Sur base de l’article : https://www.aanda.org/articles/aa/full_html/2026/03/aa58913-26/aa58913-26.html
Faisons un parallèle : l’archéologie terrestre étudie le passé de l’humanité tandis que l’archéologie galactique retrace le passé de notre « home » galactique, la Voie Lactée.
Pour étudier les migrations des peuplades sur la surface terrestre, on se base sur toutes les traces pouvant subsister à travers les âges : habitats, sépultures, ossements, traces biologiques ou même : de documents.
Pour faire de même avec une galaxie, il faudra étudier le parcours des étoiles et des galaxies qui la compose au travers du temps. Dans notre cas, on sait que notre Soleil est né il y a environ 4,6 milliards d’années et cela à plus de 10 000 années-lumière du centre de la Voie lactée que nous voyons aujourd’hui.
L’étude des groupes d’étoiles au sein de notre galaxie, ainsi que la composition de celles-ci ont corroboré la théorie de cette migration, mais elle a aussi longtemps constitué une énigme pour les scientifiques, car les mêmes observations révèlent une barrière » (nommée de « corotation ») qui empêche les étoiles de s’en échapper, et donc, de migrer comme on le supposait.
Comment en sommes-nous arrivés là ? L’article en question présentant l’étude une équipe dirigée par Daisuke Taniguchi, professeur adjoint à l’Université métropolitaine de Tokyo, et Takuji Tsujimoto, de l’Observatoire astronomique national du Japon, fournit quelques réponses.
Cette large étude vise l’examen des « jumeaux » solaires qui sont des étoiles dont les paramètres stellaires (c’est-à-dire la température effective, T eff ; la gravité de surface, log g ; et la métallicité, [M/H]) sont très proches de ceux du Soleil.

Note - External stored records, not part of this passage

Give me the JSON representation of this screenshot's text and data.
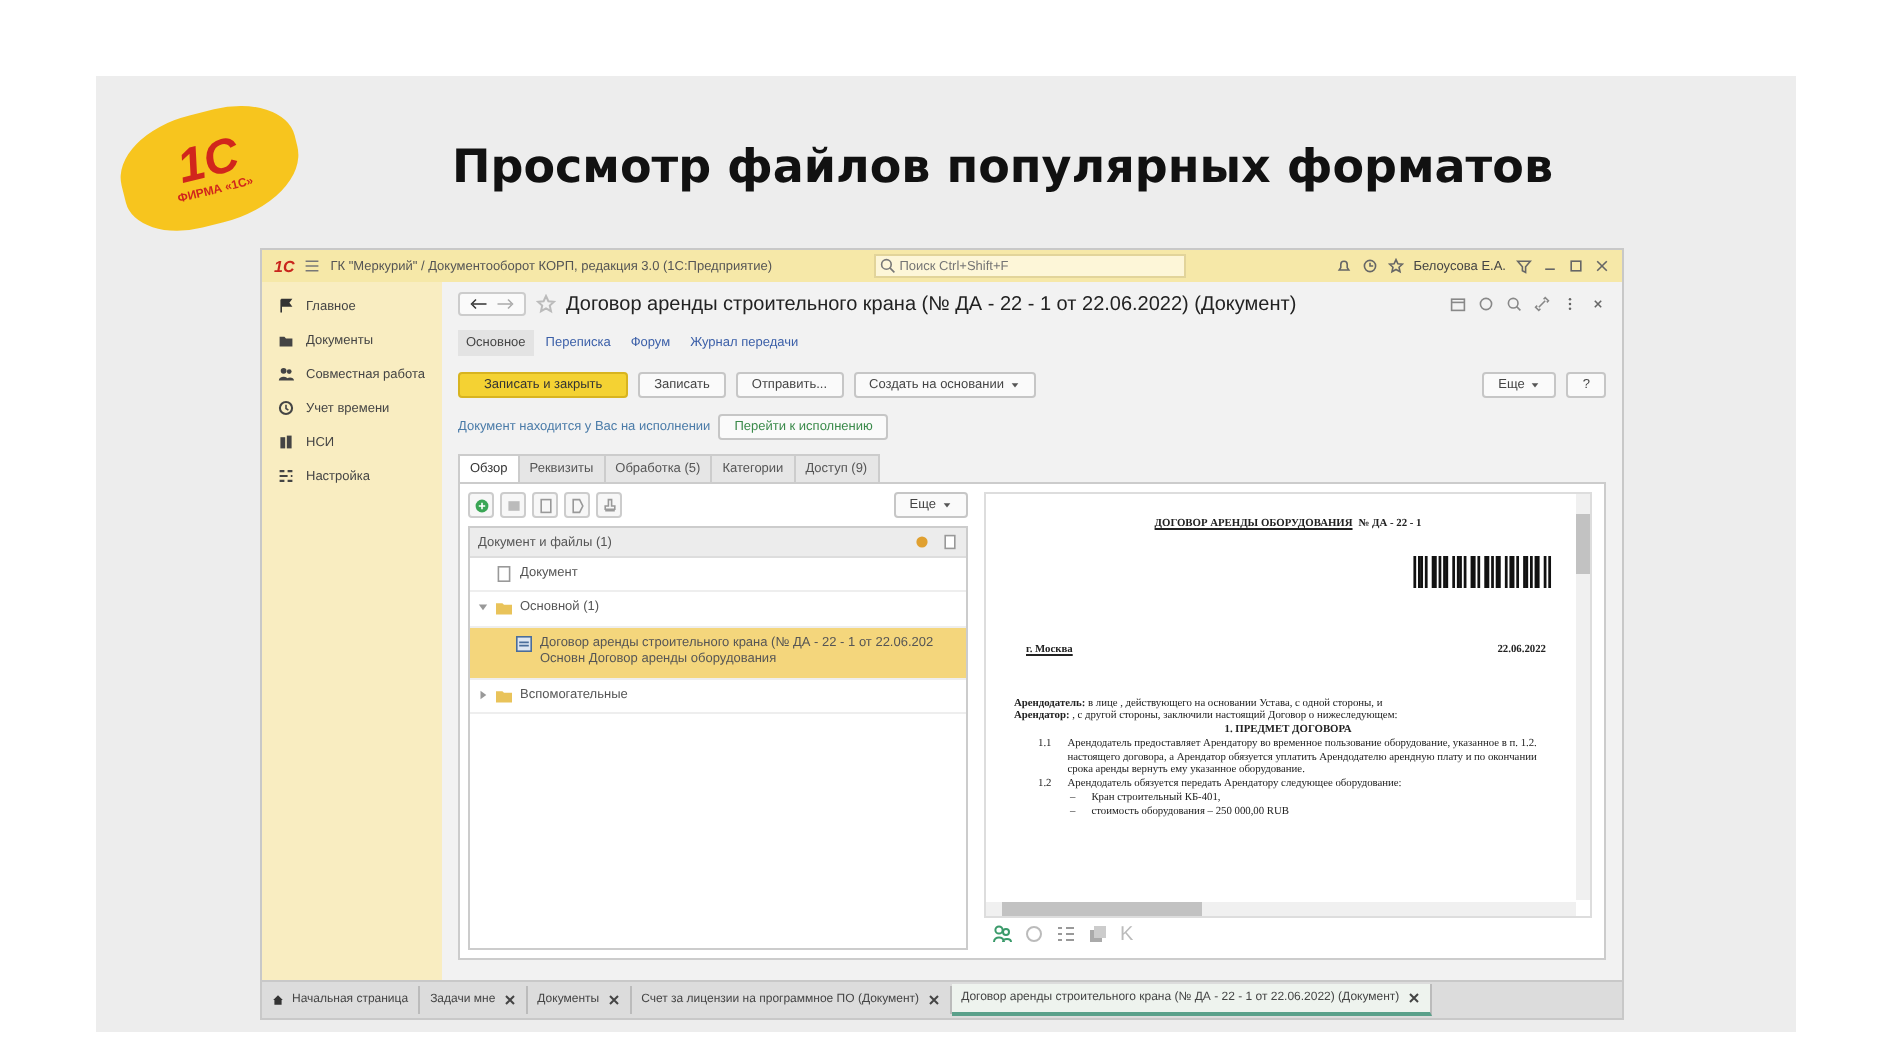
{
  "slide": {
    "title": "Просмотр файлов популярных форматов",
    "logo": {
      "mark": "1С",
      "caption": "ФИРМА «1С»"
    }
  },
  "app": {
    "title_bar": {
      "logo": "1С",
      "title": "ГК \"Меркурий\" / Документооборот КОРП, редакция 3.0 (1С:Предприятие)",
      "search_placeholder": "Поиск Ctrl+Shift+F",
      "user": "Белоусова Е.А."
    },
    "sidebar": [
      {
        "label": "Главное",
        "kind": "flag"
      },
      {
        "label": "Документы",
        "kind": "documents"
      },
      {
        "label": "Совместная работа",
        "kind": "team"
      },
      {
        "label": "Учет времени",
        "kind": "clock"
      },
      {
        "label": "НСИ",
        "kind": "books"
      },
      {
        "label": "Настройка",
        "kind": "settings"
      }
    ],
    "document_title": "Договор аренды строительного крана (№ ДА - 22 - 1 от 22.06.2022) (Документ)",
    "sections": [
      {
        "label": "Основное",
        "selected": true
      },
      {
        "label": "Переписка",
        "selected": false
      },
      {
        "label": "Форум",
        "selected": false
      },
      {
        "label": "Журнал передачи",
        "selected": false
      }
    ],
    "actions": [
      {
        "label": "Записать и закрыть",
        "kind": "primary"
      },
      {
        "label": "Записать",
        "kind": "plain"
      },
      {
        "label": "Отправить...",
        "kind": "plain"
      },
      {
        "label": "Создать на основании",
        "kind": "dropdown"
      }
    ],
    "more_button": "Еще",
    "help_button": "?",
    "status_text": "Документ находится у Вас на исполнении",
    "status_button": "Перейти к исполнению",
    "tabs": [
      {
        "label": "Обзор",
        "selected": true
      },
      {
        "label": "Реквизиты",
        "selected": false
      },
      {
        "label": "Обработка (5)",
        "selected": false
      },
      {
        "label": "Категории",
        "selected": false
      },
      {
        "label": "Доступ (9)",
        "selected": false
      }
    ],
    "files": {
      "more_button": "Еще",
      "header": "Документ и файлы (1)",
      "tree": [
        {
          "label": "Документ",
          "kind": "document",
          "selected": false
        },
        {
          "label": "Основной (1)",
          "kind": "folder",
          "selected": false,
          "expanded": true,
          "children": [
            {
              "label": "Договор аренды строительного крана (№ ДА - 22 - 1 от 22.06.202 Основн Договор аренды оборудования",
              "kind": "file",
              "selected": true
            }
          ]
        },
        {
          "label": "Вспомогательные",
          "kind": "folder",
          "selected": false,
          "expanded": false
        }
      ]
    },
    "preview": {
      "doc_title": "ДОГОВОР АРЕНДЫ ОБОРУДОВАНИЯ",
      "doc_number": "№ ДА - 22 - 1",
      "city": "г. Москва",
      "date": "22.06.2022",
      "paragraphs": [
        {
          "kind": "party",
          "text": "**Арендодатель:** в лице , действующего на основании Устава, с одной стороны, и"
        },
        {
          "kind": "party",
          "text": "**Арендатор:** , с другой стороны, заключили настоящий Договор о нижеследующем:"
        },
        {
          "kind": "heading",
          "text": "1. ПРЕДМЕТ ДОГОВОРА"
        },
        {
          "kind": "numbered",
          "num": "1.1",
          "text": "Арендодатель предоставляет Арендатору во временное пользование оборудование, указанное в п. 1.2. настоящего договора, а Арендатор обязуется уплатить Арендодателю арендную плату и по окончании срока аренды вернуть ему указанное оборудование."
        },
        {
          "kind": "numbered",
          "num": "1.2",
          "text": "Арендодатель обязуется передать Арендатору следующее оборудование:"
        },
        {
          "kind": "bullet",
          "num": "–",
          "text": "Кран строительный КБ-401,"
        },
        {
          "kind": "bullet",
          "num": "–",
          "text": "стоимость оборудования – 250 000,00 RUB"
        }
      ],
      "tool_letter": "K"
    },
    "taskbar": [
      {
        "label": "Начальная страница",
        "kind": "home",
        "selected": false
      },
      {
        "label": "Задачи мне",
        "kind": "tab",
        "selected": false
      },
      {
        "label": "Документы",
        "kind": "tab",
        "selected": false
      },
      {
        "label": "Счет за лицензии на программное ПО (Документ)",
        "kind": "tab",
        "selected": false
      },
      {
        "label": "Договор аренды строительного крана (№ ДА - 22 - 1 от 22.06.2022) (Документ)",
        "kind": "tab",
        "selected": true
      }
    ]
  }
}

Pour chercher ses jumeaux, on se base sur l’âge du Soleil qui a été mesuré avec précision grâce à l’héliosismologie et la datation radiométrique des météorites qui ont conclu que l’âge du Soleil (ou du système solaire) est d’environ 4,5 à 4,6 milliards d’années. Nous appliquons ici notre procédure de détermination de l’âge au Soleil afin de vérifier si nous pouvons retrouver cet âge.
Pour obtenir le catalogue le plus complet possible de candidats jumeaux solaires de haute qualité, l’approche la plus efficace fut d’exploiter le catalogue (GSP-Spec) General Stellar Parametrizer from Spectroscopy, collecté depuis l’espace par la mission ESA/ Gaia et publié dans le cadre de la troisième publication de données Gaia (DR3).
En utilisant ces données, ils ont ainsi créé un catalogue de 6 594 « jumeaux » solaires, une collection environ 30 fois plus importante que les études précédentes sur le sujet.

En analysant la distribution des âges, ils ont constaté un large pic pour les étoiles âgées d’environ 4 à 6 milliards d’années : notre Soleil en fait partie, ce qui témoigne de la présence d’étoiles similaires, d’âge comparable, situées à une distance comparable du centre de la galaxie.
Conclusion immédiate : notre Soleil occupe sa position actuelle parce qu’il a fait partie d’une migration stellaire bien définie, elle même liée à l’évolution de la galaxie elle-même.

Or, avec cette barrière de corotation, cela n’aurait pas être possible, sauf si cette structure était encore en formation, et moins active, au moment de cette migration. L’âge de nos « jumeaux » stellaires révèle donc la date de l’éjection de matière, mais aussi la période durant laquelle la barre s’est formée.
Cela montre un facteur déterminant pour la migration de notre système Solaire dans une région de la galaxie où les organismes ont pu se développer et évoluer de la manière que nous connaissons.